Perth-based oil and gas company Lion Energy (ASX: LIO) has signed an agreement with Australian real estate group Wagner Corporation Pty Ltd to explore opportunities related to the development of green hydrogen facilities in the Wellcamp business park of Queensland and Pinkenba Wharf.
The agreement will allow companies to consider collaborating on potential developments.
It follows a service agreement reached with the Queensland University of Technology earlier this week, under which the university will help Lion apply its myGlobe software tool to optimize the location of a potential green hydrogen infrastructure. using geospatial data visualization.
Both deals are part of Lion’s green hydrogen strategy announced in April, which he hopes will position it “at the critical point” of resources, markets and technology.
As part of this strategy, it established a Hydrogen Advisory Board and appointed experts to systematically analyze the optimal locations and technologies for electrolyzers in Australia.

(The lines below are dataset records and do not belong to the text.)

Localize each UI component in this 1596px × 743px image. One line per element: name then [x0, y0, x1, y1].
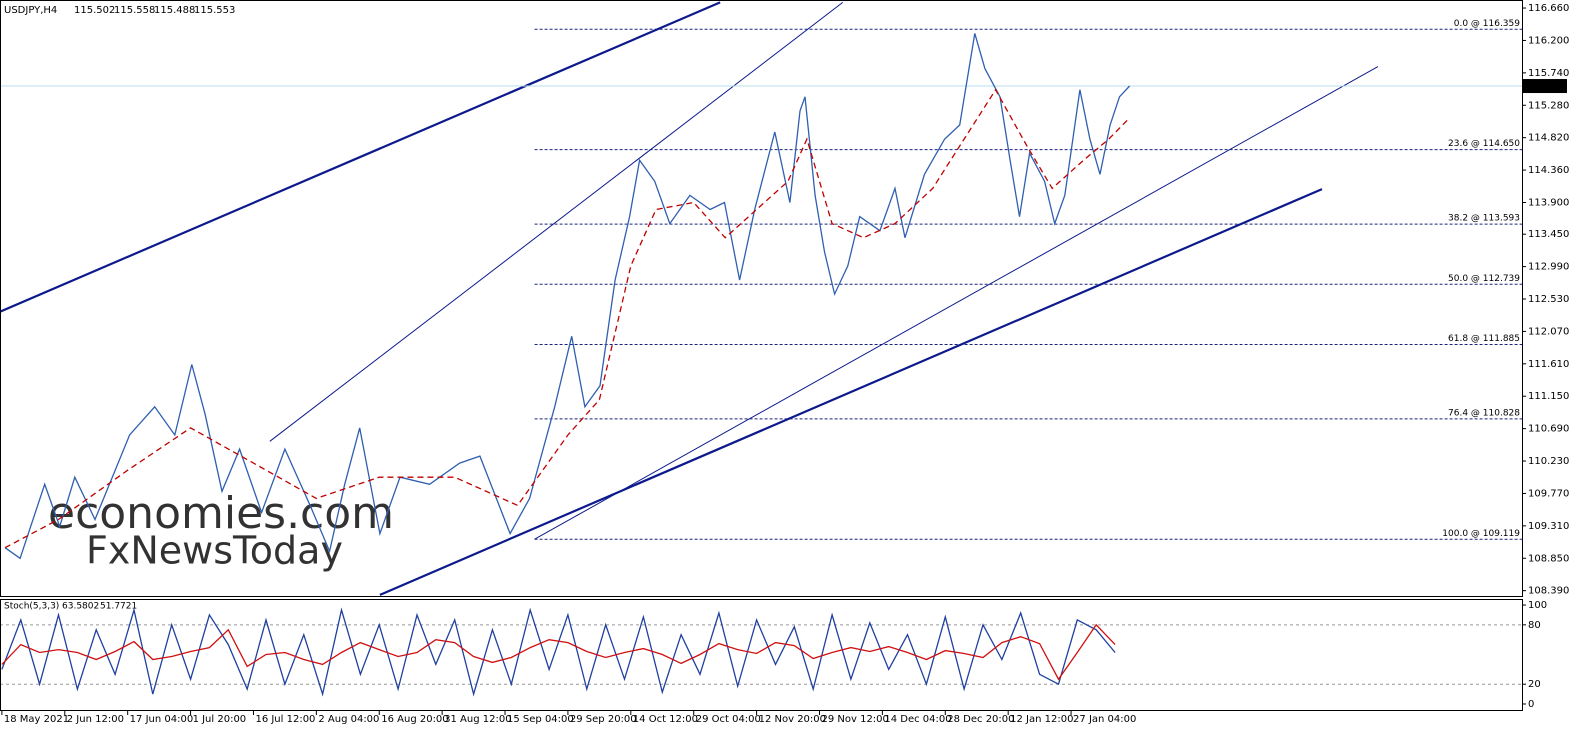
x-tick-label: 28 Dec 20:00	[947, 714, 1014, 725]
current-price-label: 115.553	[1526, 81, 1567, 92]
y-tick-label: 80	[1528, 620, 1541, 631]
indicator-title: Stoch(5,3,3)	[4, 602, 59, 612]
x-tick-label: 17 Jun 04:00	[130, 714, 194, 725]
x-tick-label: 14 Dec 04:00	[884, 714, 951, 725]
x-tick-label: 2 Jun 12:00	[67, 714, 124, 725]
series-line	[1, 607, 1116, 697]
y-tick-label: 114.360	[1528, 165, 1569, 176]
x-tick-label: 29 Nov 12:00	[821, 714, 888, 725]
trendline	[379, 188, 1323, 596]
y-tick-label: 100	[1528, 600, 1547, 611]
fib-label: 38.2 @ 113.593	[1448, 214, 1520, 224]
y-tick-label: 113.450	[1528, 229, 1569, 240]
ohlc-value: 115.502	[74, 5, 115, 16]
x-tick-label: 18 May 2021	[4, 714, 69, 725]
fib-label: 0.0 @ 116.359	[1454, 19, 1521, 29]
x-tick-label: 29 Sep 20:00	[570, 714, 637, 725]
y-tick-label: 115.280	[1528, 100, 1569, 111]
x-tick-label: 2 Aug 04:00	[318, 714, 379, 725]
y-tick-label: 108.850	[1528, 553, 1569, 564]
fib-label: 100.0 @ 109.119	[1442, 529, 1520, 539]
y-tick-label: 108.390	[1528, 586, 1569, 597]
x-tick-label: 29 Oct 04:00	[696, 714, 761, 725]
y-tick-label: 112.530	[1528, 294, 1569, 305]
ohlc-value: 115.558	[114, 5, 155, 16]
x-tick-label: 14 Oct 12:00	[633, 714, 698, 725]
y-tick-label: 0	[1528, 699, 1534, 710]
x-tick-label: 1 Jul 20:00	[193, 714, 247, 725]
trendline	[534, 66, 1379, 540]
x-tick-label: 27 Jan 04:00	[1073, 714, 1136, 725]
indicator-reading: 63.5802	[62, 602, 99, 612]
fib-label: 23.6 @ 114.650	[1448, 139, 1520, 149]
series-line	[1, 623, 1116, 681]
y-tick-label: 110.230	[1528, 456, 1569, 467]
x-tick-label: 16 Jul 12:00	[255, 714, 315, 725]
series-line	[4, 33, 1131, 560]
x-tick-label: 16 Aug 20:00	[381, 714, 448, 725]
y-tick-label: 111.150	[1528, 391, 1569, 402]
ohlc-value: 115.553	[194, 5, 235, 16]
fib-label: 50.0 @ 112.739	[1448, 274, 1520, 284]
indicator-reading: 51.7721	[100, 602, 137, 612]
series-line	[4, 88, 1131, 549]
y-tick-label: 112.070	[1528, 326, 1569, 337]
plot: 116.660 116.200 115.740 115.280 114.820 114.3…	[0, 1, 1569, 725]
y-tick-label: 116.200	[1528, 35, 1569, 46]
trendline	[269, 2, 844, 442]
y-tick-label: 111.610	[1528, 359, 1569, 370]
fib-label: 61.8 @ 111.885	[1448, 334, 1520, 344]
x-tick-label: 12 Jan 12:00	[1010, 714, 1073, 725]
x-tick-label: 31 Aug 12:00	[444, 714, 511, 725]
y-tick-label: 112.990	[1528, 262, 1569, 273]
fib-label: 76.4 @ 110.828	[1448, 408, 1520, 418]
y-tick-label: 20	[1528, 679, 1541, 690]
y-tick-label: 116.660	[1528, 3, 1569, 14]
stoch-frame	[0, 599, 1523, 711]
watermark-text: economies.com	[48, 488, 394, 539]
watermark-text: FxNewsToday	[86, 529, 343, 573]
x-tick-label: 12 Nov 20:00	[759, 714, 826, 725]
y-tick-label: 109.310	[1528, 521, 1569, 532]
y-tick-label: 115.740	[1528, 68, 1569, 79]
y-tick-label: 113.900	[1528, 197, 1569, 208]
y-tick-label: 114.820	[1528, 133, 1569, 144]
trendline	[0, 1, 721, 313]
main-frame	[0, 0, 1523, 597]
symbol-label: USDJPY,H4	[4, 5, 57, 16]
y-tick-label: 109.770	[1528, 488, 1569, 499]
ohlc-value: 115.488	[154, 5, 195, 16]
current-price-box	[1523, 79, 1567, 94]
x-tick-label: 15 Sep 04:00	[507, 714, 574, 725]
y-tick-label: 110.690	[1528, 424, 1569, 435]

Executive Chairman Tom Soulsby said the opportunity for green hydrogen is “so great” that it would be a mistake not to seriously consider the opportunities.

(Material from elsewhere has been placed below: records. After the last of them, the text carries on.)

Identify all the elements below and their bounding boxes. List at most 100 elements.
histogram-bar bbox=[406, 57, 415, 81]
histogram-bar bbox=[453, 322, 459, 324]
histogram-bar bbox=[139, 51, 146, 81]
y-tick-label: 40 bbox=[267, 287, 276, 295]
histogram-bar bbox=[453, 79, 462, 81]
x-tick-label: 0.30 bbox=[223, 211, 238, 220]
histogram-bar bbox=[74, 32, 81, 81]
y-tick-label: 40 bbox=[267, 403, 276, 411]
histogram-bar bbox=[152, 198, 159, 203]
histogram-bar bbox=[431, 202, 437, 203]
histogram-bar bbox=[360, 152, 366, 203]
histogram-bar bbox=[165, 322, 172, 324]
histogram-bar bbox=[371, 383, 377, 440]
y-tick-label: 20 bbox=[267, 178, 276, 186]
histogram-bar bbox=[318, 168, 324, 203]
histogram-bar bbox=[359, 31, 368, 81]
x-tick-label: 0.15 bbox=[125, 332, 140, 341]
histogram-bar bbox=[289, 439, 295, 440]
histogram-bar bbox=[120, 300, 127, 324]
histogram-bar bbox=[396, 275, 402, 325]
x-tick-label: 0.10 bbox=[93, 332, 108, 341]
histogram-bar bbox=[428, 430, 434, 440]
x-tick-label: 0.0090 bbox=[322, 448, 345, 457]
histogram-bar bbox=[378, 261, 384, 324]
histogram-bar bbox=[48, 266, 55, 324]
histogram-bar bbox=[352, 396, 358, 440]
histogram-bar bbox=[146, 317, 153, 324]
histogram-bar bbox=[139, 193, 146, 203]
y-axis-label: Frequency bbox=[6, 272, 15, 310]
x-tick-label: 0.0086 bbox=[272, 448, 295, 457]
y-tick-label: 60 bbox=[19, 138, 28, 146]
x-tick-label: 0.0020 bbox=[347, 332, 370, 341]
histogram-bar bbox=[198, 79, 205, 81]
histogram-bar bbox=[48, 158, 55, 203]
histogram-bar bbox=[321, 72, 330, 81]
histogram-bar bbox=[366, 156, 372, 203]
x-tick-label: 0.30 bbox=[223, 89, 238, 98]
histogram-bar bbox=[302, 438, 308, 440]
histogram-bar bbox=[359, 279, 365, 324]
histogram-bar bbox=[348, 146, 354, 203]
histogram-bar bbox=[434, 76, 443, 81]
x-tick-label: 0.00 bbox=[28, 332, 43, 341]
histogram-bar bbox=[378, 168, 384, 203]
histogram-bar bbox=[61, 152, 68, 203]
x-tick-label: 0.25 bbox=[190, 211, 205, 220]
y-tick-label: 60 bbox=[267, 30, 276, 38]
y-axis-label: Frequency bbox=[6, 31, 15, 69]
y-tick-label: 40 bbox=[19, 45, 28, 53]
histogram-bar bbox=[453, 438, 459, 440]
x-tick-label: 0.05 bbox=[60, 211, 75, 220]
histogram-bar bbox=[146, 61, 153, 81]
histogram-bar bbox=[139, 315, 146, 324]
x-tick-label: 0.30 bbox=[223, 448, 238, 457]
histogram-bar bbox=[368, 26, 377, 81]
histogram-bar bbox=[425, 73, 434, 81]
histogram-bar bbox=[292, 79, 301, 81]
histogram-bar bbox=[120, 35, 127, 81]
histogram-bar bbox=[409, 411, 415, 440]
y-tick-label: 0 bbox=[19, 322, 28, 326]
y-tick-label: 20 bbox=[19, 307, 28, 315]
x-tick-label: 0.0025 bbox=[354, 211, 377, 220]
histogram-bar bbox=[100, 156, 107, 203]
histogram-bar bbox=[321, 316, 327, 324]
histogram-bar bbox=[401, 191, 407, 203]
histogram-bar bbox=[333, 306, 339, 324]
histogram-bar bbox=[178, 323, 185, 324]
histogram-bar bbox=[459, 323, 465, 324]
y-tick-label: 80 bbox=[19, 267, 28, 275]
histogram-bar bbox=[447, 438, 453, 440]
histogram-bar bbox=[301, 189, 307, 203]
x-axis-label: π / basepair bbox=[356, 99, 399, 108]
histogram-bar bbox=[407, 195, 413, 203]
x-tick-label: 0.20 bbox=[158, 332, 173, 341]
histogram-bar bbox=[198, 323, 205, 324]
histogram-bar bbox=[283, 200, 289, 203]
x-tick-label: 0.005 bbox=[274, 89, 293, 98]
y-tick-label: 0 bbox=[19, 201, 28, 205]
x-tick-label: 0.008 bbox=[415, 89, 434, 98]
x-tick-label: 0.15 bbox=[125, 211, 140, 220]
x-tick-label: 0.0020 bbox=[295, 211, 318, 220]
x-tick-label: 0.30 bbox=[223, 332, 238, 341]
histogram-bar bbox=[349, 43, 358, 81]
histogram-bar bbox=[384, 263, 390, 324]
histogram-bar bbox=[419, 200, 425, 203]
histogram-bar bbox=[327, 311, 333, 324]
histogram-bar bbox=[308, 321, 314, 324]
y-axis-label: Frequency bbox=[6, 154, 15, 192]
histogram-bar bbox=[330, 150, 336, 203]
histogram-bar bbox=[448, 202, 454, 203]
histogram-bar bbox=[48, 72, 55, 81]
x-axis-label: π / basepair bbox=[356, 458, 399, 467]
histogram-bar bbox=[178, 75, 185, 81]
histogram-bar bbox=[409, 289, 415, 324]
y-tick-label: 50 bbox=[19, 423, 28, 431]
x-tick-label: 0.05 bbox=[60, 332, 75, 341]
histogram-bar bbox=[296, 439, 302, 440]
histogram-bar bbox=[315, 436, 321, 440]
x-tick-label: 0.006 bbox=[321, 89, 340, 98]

“While hydrogen is still in its infancy, volumes and revenues are expected to grow exponentially over the next decade,” he said.
“Our 2021 orientation offers Lion a path to participate in the emerging low-carbon energy transition. “
Storage and decarbonisation
Green hydrogen – made from renewable energy – is a clean-burning fuel that can be used for long-term energy storage and to help decarbonise transportation, heating, and industrial processes such as manufacturing. steel and cement.

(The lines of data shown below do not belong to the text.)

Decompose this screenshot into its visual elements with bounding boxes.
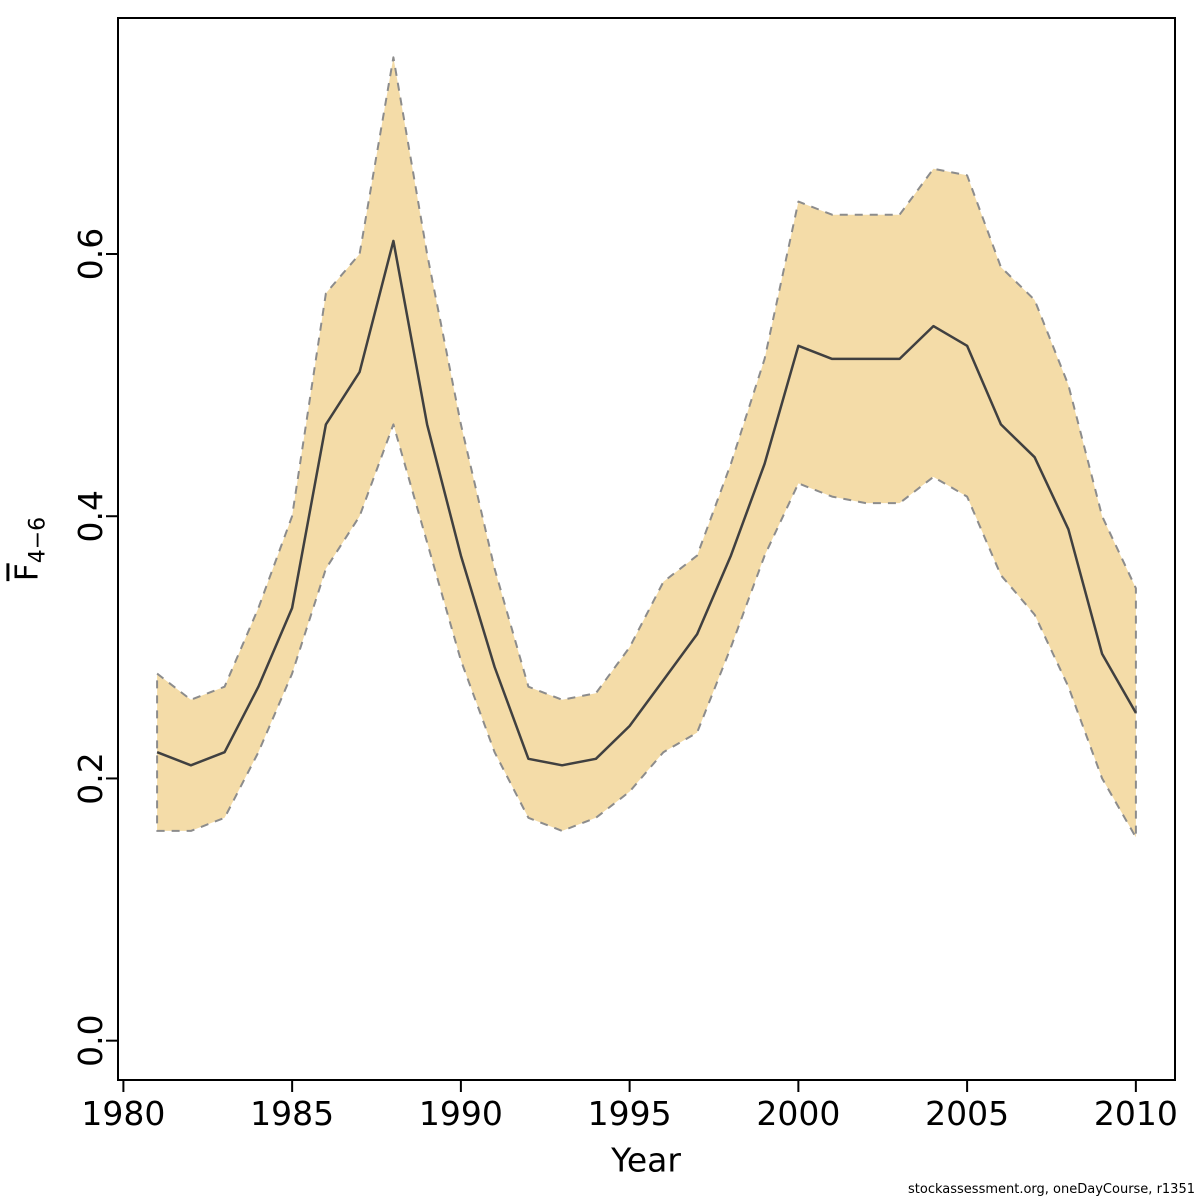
x-tick-label: 1990	[419, 1094, 503, 1133]
x-tick-label: 2010	[1094, 1094, 1178, 1133]
x-tick-label: 2005	[925, 1094, 1009, 1133]
y-tick-label: 0.0	[71, 1014, 110, 1066]
x-tick-label: 2000	[756, 1094, 840, 1133]
y-tick-label: 0.2	[71, 752, 110, 804]
x-tick-label: 1985	[250, 1094, 334, 1133]
estimate-line	[156, 239, 1137, 767]
x-tick-label: 1980	[81, 1094, 165, 1133]
y-tick-label: 0.6	[71, 228, 110, 280]
plot-border	[117, 17, 1176, 1081]
y-axis-title: F4−6	[9, 517, 50, 581]
y-tick-label: 0.4	[71, 490, 110, 542]
x-tick-label: 1995	[588, 1094, 672, 1133]
y-axis-title-main: F	[9, 563, 46, 582]
x-axis-title: Year	[611, 1140, 681, 1180]
footer-credit: stockassessment.org, oneDayCourse, r1351	[908, 1182, 1195, 1197]
y-axis-title-sub: 4−6	[25, 516, 51, 564]
confidence-band	[156, 56, 1137, 839]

It is produced by electrolysis from sources such as solar, wind or tidal power and has been touted as the “holy grail” of renewable options because it is virtually emission-free and capable of reducing around 34% of greenhouse gases. greenhouse from fossil fuels and industry. at a manageable cost.
Green hydrogen can help achieve net zero carbon dioxide emissions in energy-intensive sectors such as chemicals, long-haul transport, shipping and aviation, but production costs are currently too high to make it an economical option for all countries.
The increasing scale of solar and wind power is expected to gradually lower the costs of green hydrogen, which in turn will speed up commercialization.
Mr Soulsby said Australia could be a forerunner in the hydrogen green space.
“Critically, Australia has a comparative advantage in renewables,” he said.
“Our position in abundant renewable resources [us] become one of the cheapest green hydrogen producers, especially for the Asian market.